Slow and heavy rock marks “Abintra”, the second chunk of this six track album. The backing vocals are weak. The lead singer has an intriguing voice not dissimilar to Andy Fairweather Low for those decrepit enough to remember Amen Corner and all that. Meanwhile the deep sludginess reminds me of the Norwegian band Ørkenkjøtt who I’ve been listening to a lot lately. Although wavery, the music never loses its central core, even when it descends into apparent manic chaos. Then, as if the sun came out, mellow and mysterious beauty and intrigue return. It cranks up and descends once more into chaos. The pumping beat is now a foil for steady and controlled guitar athletics. It’s the mastery of all these different elements which make this so intriguing. Then it’s all change again as we head into a symphonic land of the fairies. The retro tangent of “Book of Faces” recalls a drug-laden, hazy age. The vocals are distant and it’s all very oddball but rather nice, actually.

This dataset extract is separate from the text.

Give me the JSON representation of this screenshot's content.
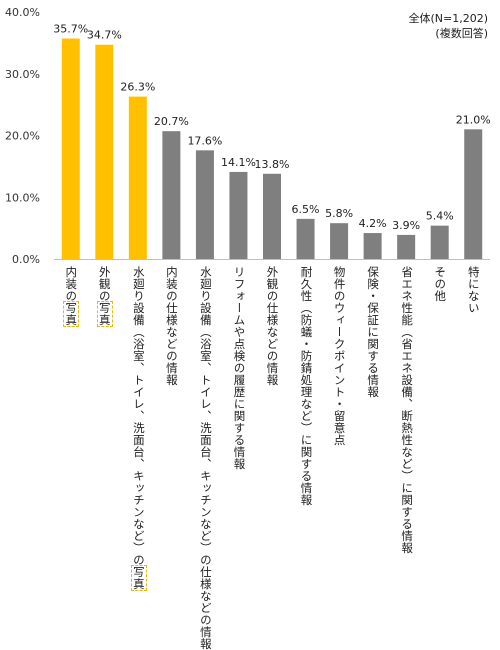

King Bathmat are serious musicians but I don’t get the impression that they take themselves too seriously. There’s a clue in the band’s name, I’m sure. This keeps their minds open and serves them well.
We remain in King Bathmat’s alternative world as “The End of Evolution” strikes up. With floaty keyboards taking us along the fluffy clouds, the vocalist sings a sultry song which develops into a solid rock instrumental. The retro keyboard adds flavour. There’s an element of Haken about the progression and ambiance. My favourite track on this most imaginative of albums is “Dives and Pauper”. A constantly ticking clock marks time as an utterly compelling folk-orientated Eastern European style rhythm kicks in. Eastern European? From another angle it’s like a cross between an adapted Irish reel and Mike Oldfield. Let’s just say that “Dives and Pauper” is unusual and different. Splashes of water and that xylophonic ring run through the start of (take a deep breath now) “Coming to Terms with Mortality in the Face of Insurmountable Odds”. We’re near to Strawberry Fields. It slowly and melancholically progresses. An appeal of great emotional intensity is made to the listener. “Can you spare a grain of truth?” asks the singer. The pitch reminds me very much of the Cynthesis sad line: “Would you trade your life for just one dime?” On one level King Bathmat are an English version of Cynthesis. As ever though they branch out and expand into epic progressiveness and in the process sound more like Astra thanks to the shadowy patience. There’s a classical element, there’s a rock guitar in there and it’s always a little eccentric but we never stop flowing down that imaginary river or along that imaginary fluffy cloud.
Musically “Truth Button” is highly original. Imaginative, reflective and full of quirky twists and turns, the net result is a delightful mixture of techniques and sounds from both a bygone and modern age of atmospheric progressive music.